European automotive suppliers sounded the alarm this week over the unprecedented number of job cuts in the sector.
32,000 job cuts in Europe were announced in the first half of 2024, more than during the Covid pandemic, in this sector which employs 1.7 million employees in Europe.
The automobile industry, losing competitiveness compared to Asia and the United States, is affected by the decline in sales on the continent, low-cost Chinese competition and the slow pace of electrification.
“European ecological bonus”
Among the measures mentioned, Mr. Ferracci envisages an ecological bonus on a European scale
and common European loan
to finance support mechanisms
to the sector.
From the first half of 2025, the European Commission said that it was going to prioritize a + clean industrial act +, that is to say European legislation on clean industry, in which we will be able to put in place a certain number of measurements
.
Automotive is not the only sector affected. In aeronautics, the defense and space branch of Airbus, which notably manufactures satellites and has 35,000 employees, is expected to cut 2,500 jobs in 2026. Mr. Ferracci indicated that he would ensure that there were no there will be no layoffs, as employees will be reclassified in other Airbus entities.

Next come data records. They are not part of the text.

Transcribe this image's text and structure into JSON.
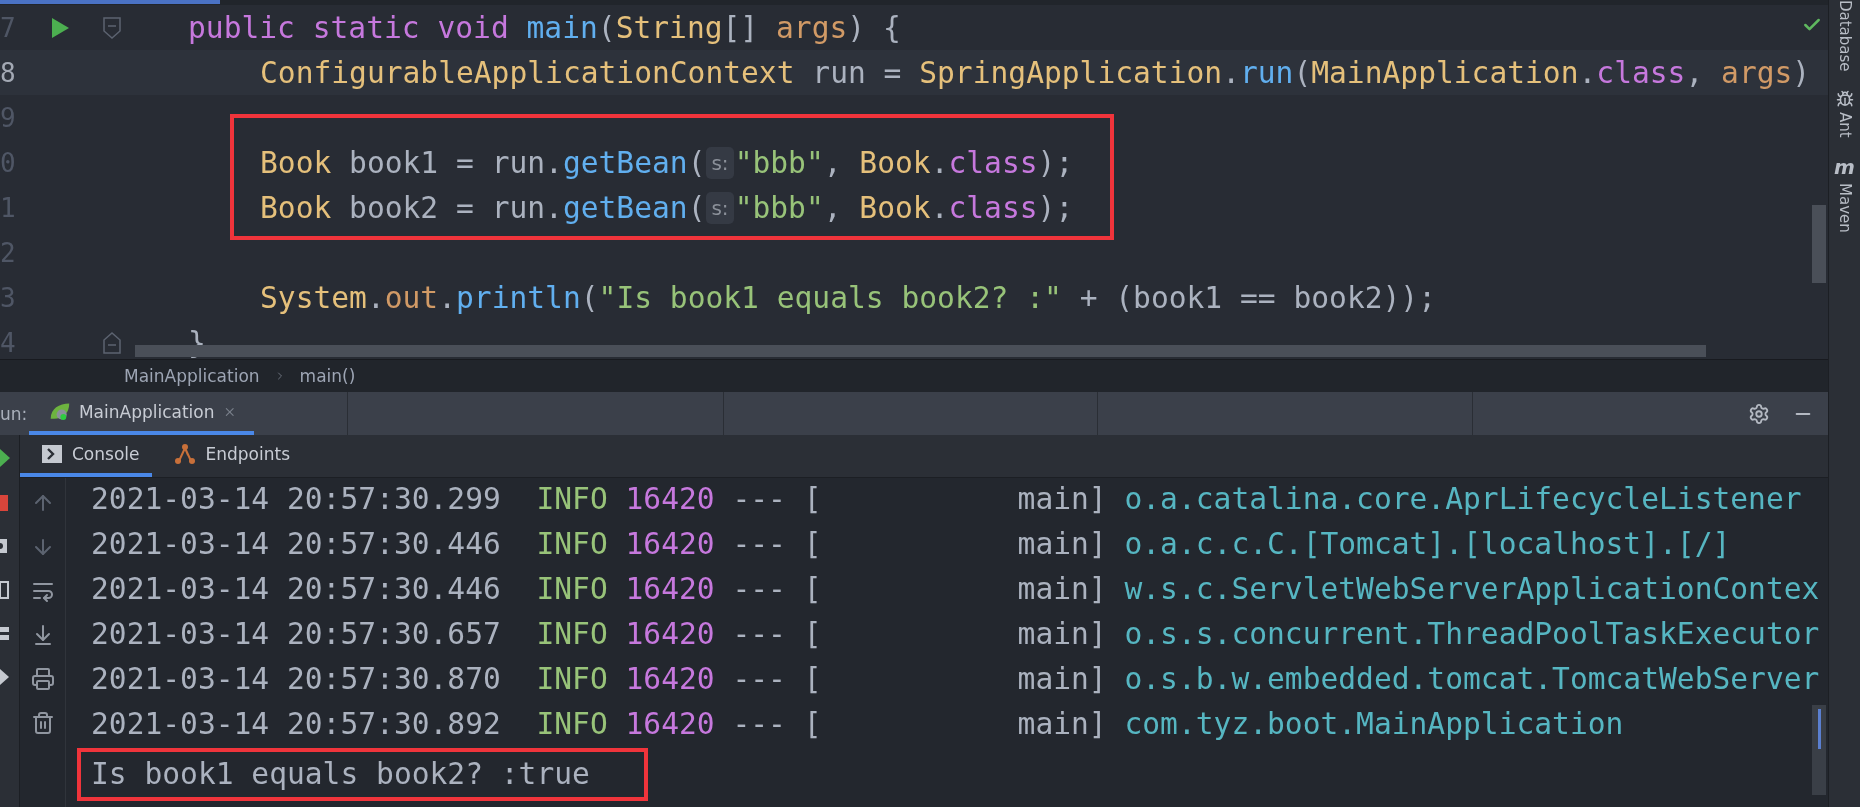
{
  "editor": {
    "lines": [
      {
        "number": "7",
        "run_marker": true,
        "fold_start": true,
        "fold_end": false,
        "current": false,
        "framed": false,
        "indented": false,
        "tokens": [
          {
            "kind": "keyword",
            "text": "public static void "
          },
          {
            "kind": "method",
            "text": "main"
          },
          {
            "kind": "plain",
            "text": "("
          },
          {
            "kind": "type",
            "text": "String"
          },
          {
            "kind": "plain",
            "text": "[] "
          },
          {
            "kind": "param",
            "text": "args"
          },
          {
            "kind": "plain",
            "text": ") {"
          }
        ]
      },
      {
        "number": "8",
        "run_marker": false,
        "fold_start": false,
        "fold_end": false,
        "current": true,
        "framed": false,
        "indented": true,
        "tokens": [
          {
            "kind": "type",
            "text": "ConfigurableApplicationContext"
          },
          {
            "kind": "plain",
            "text": " run = "
          },
          {
            "kind": "type",
            "text": "SpringApplication"
          },
          {
            "kind": "plain",
            "text": "."
          },
          {
            "kind": "method",
            "text": "run"
          },
          {
            "kind": "plain",
            "text": "("
          },
          {
            "kind": "type",
            "text": "MainApplication"
          },
          {
            "kind": "plain",
            "text": "."
          },
          {
            "kind": "keyword",
            "text": "class"
          },
          {
            "kind": "plain",
            "text": ", "
          },
          {
            "kind": "param",
            "text": "args"
          },
          {
            "kind": "plain",
            "text": ")"
          }
        ]
      },
      {
        "number": "9",
        "run_marker": false,
        "fold_start": false,
        "fold_end": false,
        "current": false,
        "framed": false
      },
      {
        "number": "0",
        "run_marker": false,
        "fold_start": false,
        "fold_end": false,
        "current": false,
        "framed": true,
        "indented": true,
        "tokens": [
          {
            "kind": "type",
            "text": "Book"
          },
          {
            "kind": "plain",
            "text": " book1 = run."
          },
          {
            "kind": "method",
            "text": "getBean"
          },
          {
            "kind": "plain",
            "text": "("
          },
          {
            "kind": "hint",
            "text": "s:"
          },
          {
            "kind": "string",
            "text": "\"bbb\""
          },
          {
            "kind": "plain",
            "text": ", "
          },
          {
            "kind": "type",
            "text": "Book"
          },
          {
            "kind": "plain",
            "text": "."
          },
          {
            "kind": "keyword",
            "text": "class"
          },
          {
            "kind": "plain",
            "text": ");"
          }
        ]
      },
      {
        "number": "1",
        "run_marker": false,
        "fold_start": false,
        "fold_end": false,
        "current": false,
        "framed": true,
        "indented": true,
        "tokens": [
          {
            "kind": "type",
            "text": "Book"
          },
          {
            "kind": "plain",
            "text": " book2 = run."
          },
          {
            "kind": "method",
            "text": "getBean"
          },
          {
            "kind": "plain",
            "text": "("
          },
          {
            "kind": "hint",
            "text": "s:"
          },
          {
            "kind": "string",
            "text": "\"bbb\""
          },
          {
            "kind": "plain",
            "text": ", "
          },
          {
            "kind": "type",
            "text": "Book"
          },
          {
            "kind": "plain",
            "text": "."
          },
          {
            "kind": "keyword",
            "text": "class"
          },
          {
            "kind": "plain",
            "text": ");"
          }
        ]
      },
      {
        "number": "2",
        "run_marker": false,
        "fold_start": false,
        "fold_end": false,
        "current": false,
        "framed": false
      },
      {
        "number": "3",
        "run_marker": false,
        "fold_start": false,
        "fold_end": false,
        "current": false,
        "framed": false,
        "indented": true,
        "tokens": [
          {
            "kind": "type",
            "text": "System"
          },
          {
            "kind": "plain",
            "text": "."
          },
          {
            "kind": "field",
            "text": "out"
          },
          {
            "kind": "plain",
            "text": "."
          },
          {
            "kind": "method",
            "text": "println"
          },
          {
            "kind": "plain",
            "text": "("
          },
          {
            "kind": "string",
            "text": "\"Is book1 equals book2? :\""
          },
          {
            "kind": "plain",
            "text": " + (book1 == book2));"
          }
        ]
      },
      {
        "number": "4",
        "run_marker": false,
        "fold_start": false,
        "fold_end": true,
        "current": false,
        "framed": false,
        "indented": false,
        "tokens": [
          {
            "kind": "plain",
            "text": "}"
          }
        ]
      }
    ]
  },
  "breadcrumbs": [
    "MainApplication",
    "main()"
  ],
  "run_panel": {
    "label": "un:",
    "tabs": [
      {
        "label": "MainApplication",
        "selected": true
      }
    ],
    "tool_tabs": [
      {
        "label": "Console",
        "kind": "console",
        "selected": true
      },
      {
        "label": "Endpoints",
        "kind": "endpoints",
        "selected": false
      }
    ],
    "console": {
      "lines": [
        {
          "kind": "log",
          "time": "2021-03-14 20:57:30.299",
          "level": "INFO",
          "pid": "16420",
          "separator": "--- [",
          "thread": "main]",
          "logger": "o.a.catalina.core.AprLifecycleListener",
          "framed": false
        },
        {
          "kind": "log",
          "time": "2021-03-14 20:57:30.446",
          "level": "INFO",
          "pid": "16420",
          "separator": "--- [",
          "thread": "main]",
          "logger": "o.a.c.c.C.[Tomcat].[localhost].[/]",
          "framed": false
        },
        {
          "kind": "log",
          "time": "2021-03-14 20:57:30.446",
          "level": "INFO",
          "pid": "16420",
          "separator": "--- [",
          "thread": "main]",
          "logger": "w.s.c.ServletWebServerApplicationContex",
          "framed": false
        },
        {
          "kind": "log",
          "time": "2021-03-14 20:57:30.657",
          "level": "INFO",
          "pid": "16420",
          "separator": "--- [",
          "thread": "main]",
          "logger": "o.s.s.concurrent.ThreadPoolTaskExecutor",
          "framed": false
        },
        {
          "kind": "log",
          "time": "2021-03-14 20:57:30.870",
          "level": "INFO",
          "pid": "16420",
          "separator": "--- [",
          "thread": "main]",
          "logger": "o.s.b.w.embedded.tomcat.TomcatWebServer",
          "framed": false
        },
        {
          "kind": "log",
          "time": "2021-03-14 20:57:30.892",
          "level": "INFO",
          "pid": "16420",
          "separator": "--- [",
          "thread": "main]",
          "logger": "com.tyz.boot.MainApplication",
          "framed": false
        },
        {
          "kind": "output",
          "text": "Is book1 equals book2? :true",
          "framed": true
        }
      ]
    }
  },
  "right_toolbar": [
    {
      "label": "Database",
      "kind": "database"
    },
    {
      "label": "Ant",
      "kind": "ant"
    },
    {
      "label": "Maven",
      "kind": "maven",
      "icon_text": "m"
    }
  ]
}
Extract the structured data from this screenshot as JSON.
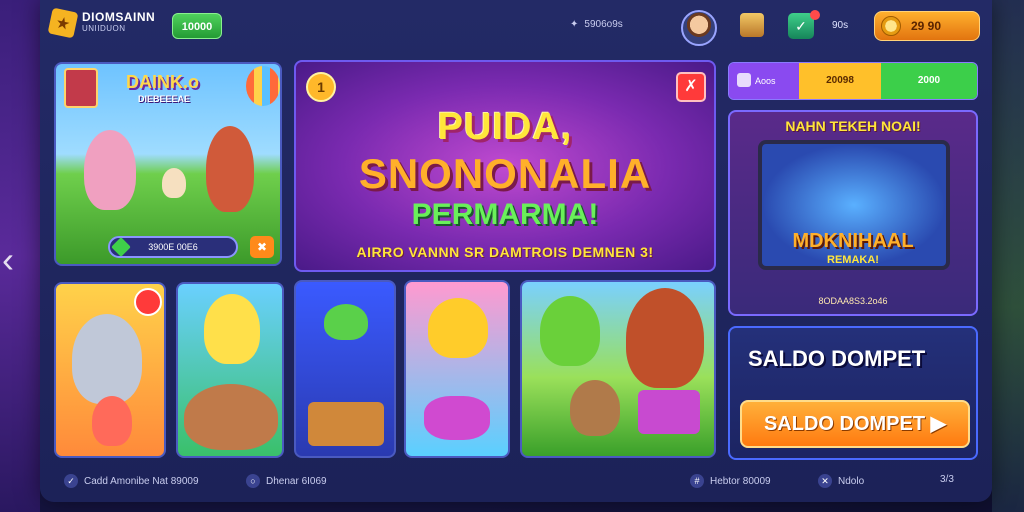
{
  "brand": {
    "title": "DIOMSAINN",
    "subtitle": "UNIIDUON"
  },
  "header": {
    "green_pill": "10000",
    "search_label": "5906o9s",
    "count_label": "90s",
    "coin_balance": "29 90"
  },
  "hero": {
    "title": "DAINK.o",
    "subtitle": "DIEBEEEAE",
    "bar_label": "3900E 00E6"
  },
  "banner": {
    "line1": "PUIDA,",
    "line2": "SNONONALIA",
    "line3": "PERMARMA!",
    "line4": "AIRRO VANNN SR DAMTROIS DEMNEN 3!"
  },
  "promo": {
    "seg1": "Aoos",
    "seg2": "20098",
    "seg3": "2000"
  },
  "tv": {
    "title": "NAHN TEKEH NOAI!",
    "headline": "MDKNIHAAL",
    "sub": "REMAKA!",
    "footer": "8ODAA8S3.2o46"
  },
  "wallet": {
    "title": "SALDO DOMPET",
    "button": "SALDO DOMPET ▶"
  },
  "footer": {
    "item1": "Cadd Amonibe Nat 89009",
    "item2": "Dhenar 6I069",
    "item3": "Hebtor 80009",
    "item4": "Ndolo",
    "item5": "3/3"
  },
  "colors": {
    "accent": "#ff8a1a",
    "panel": "#232a66",
    "gold": "#ffe63a"
  }
}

French chemistry, particularly sensitive to energy and electricity costs, said in mid-October it feared losing 15,000 jobs
in three years out of 200,000, or 8%.
Already a thousand job cuts have taken place in recent months at Solvay, Syensqo, Weylchem Lamotte, in addition to the 670 planned by the petrochemical group ExxonMobil in Port-Jérome in Normandy.
In the Auvergne-Rhône-Alpes region, the bankruptcy of Vencorex, on the chemical platform of Pont-de-Claix (Isère), puts nearly 5,000 jobs at stake
in other industrial sectors that the group supplies, estimates the CGT.
Here too, the dropout is perceptible throughout Europe. German chemistry, the world's largest, is paying the consequences of the loss of cheap Russian gas. Unilever, Evonik, BASF have also announced workforce reductions.